The Redmonds' attorney said he's confident they will prevail, adding that it would be absurd to think the house could be demolished even if a shoreline rule violation were proven.
"Can you really imagine some judge saying, 'We're gonna tear down an $18 million house?'" said William Skolnick. "I'm telling you, that house is not going to be torn down."
In 2018, the Redmonds bought a home for $6.8 million. They tore it down and began construction of a new 8,300-square-foot home on the site, along with a detached garage of more than 1,600 square feet that neighbors have dubbed the "Garage Mahal."
Tom Redmond is an entrepreneur and heir to the Aussie hair-care empire created by his father, while Cindy Redmond is a real estate agent specializing in luxury homes.
According to city zoning laws, the Redmond home should have been 260 feet from the shoreline.

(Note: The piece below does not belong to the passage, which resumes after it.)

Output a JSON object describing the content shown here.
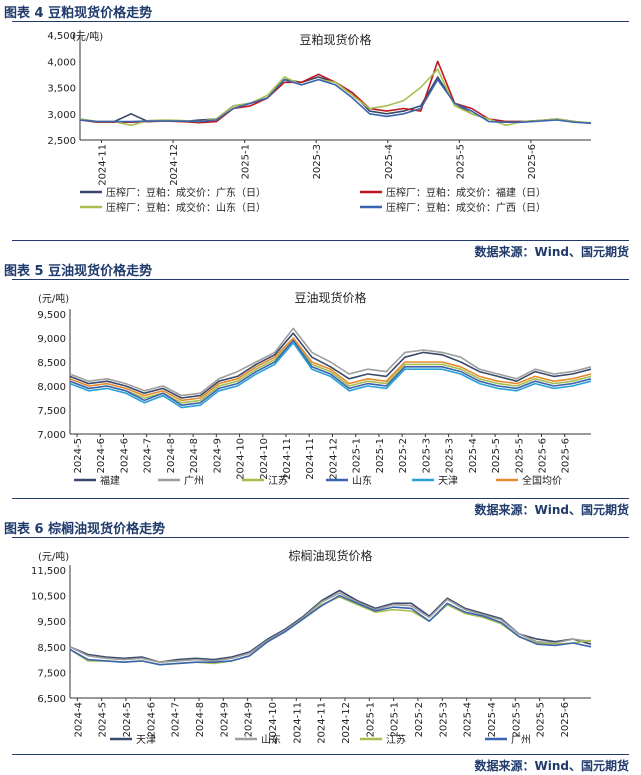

But the new home is just 95 feet away, according to court documents.
A lawsuit was filed last year by the neighbors on either side of the Redmonds, Ken and Wendy Ehlert and former Minnesota Vikings star Chad Greenway and his wife, Jenni. They're seeking to force the Redmonds to comply with zoning and environmental laws. If they win, the new home could be ordered to be modified, moved or even torn down.
In an order issued last week, Hennepin County District Judge Edward Wahl ruled that the neighbors couldn't contest zoning variances granted by the city of Wayzata because they didn't file objections within 30 days, as provided for under city law.
That should have ended the dispute, Skolnick said.
"Unlike the plaintiffs, my clients complied with all the city requirements, obtained all the necessary approvals," he said. "Chad Greenway wanted to throw a penalty flag, but the game was already over."
However, the home and garage still could be found in violation of Department of Natural Resources (DNR) rules adopted under the Minnesota Environmental Rights Act, a landmark piece of legislation passed in the 1970s.
DNR rules say that homes and other structures may not be built in "bluff impact zones." In his ruling, Wahl wrote that the Ehlerts and Greenways have alleged facts sufficient to prove that a violation of DNR rules is likely.
But he added that it's too early to make that decision, and a final ruling can come only after both sides complete discovery, the legal process of making all the evidence available.
"[The] Ehlerts and Greenways are very pleased that Judge Wahl agreed with them and has allowed the legal challenges to not only [the] Redmonds' residence but also [the] Redmonds' detached garage to go forward," said Jack Perry, the attorney representing the Ehlerts and Greenways.
Ken Ehlert was traveling and unavailable for comment. In an earlier interview, he said the lawsuit was simply about making sure everyone plays by the same rules.
"It's not about the neighbors being bad people," he said. "What it really comes down to is, there's a set of rules that we all know whenever we buy property. And regulatory authorities, like a city, have an obligation to uphold that set of rules.
"That's their job. They work for the people."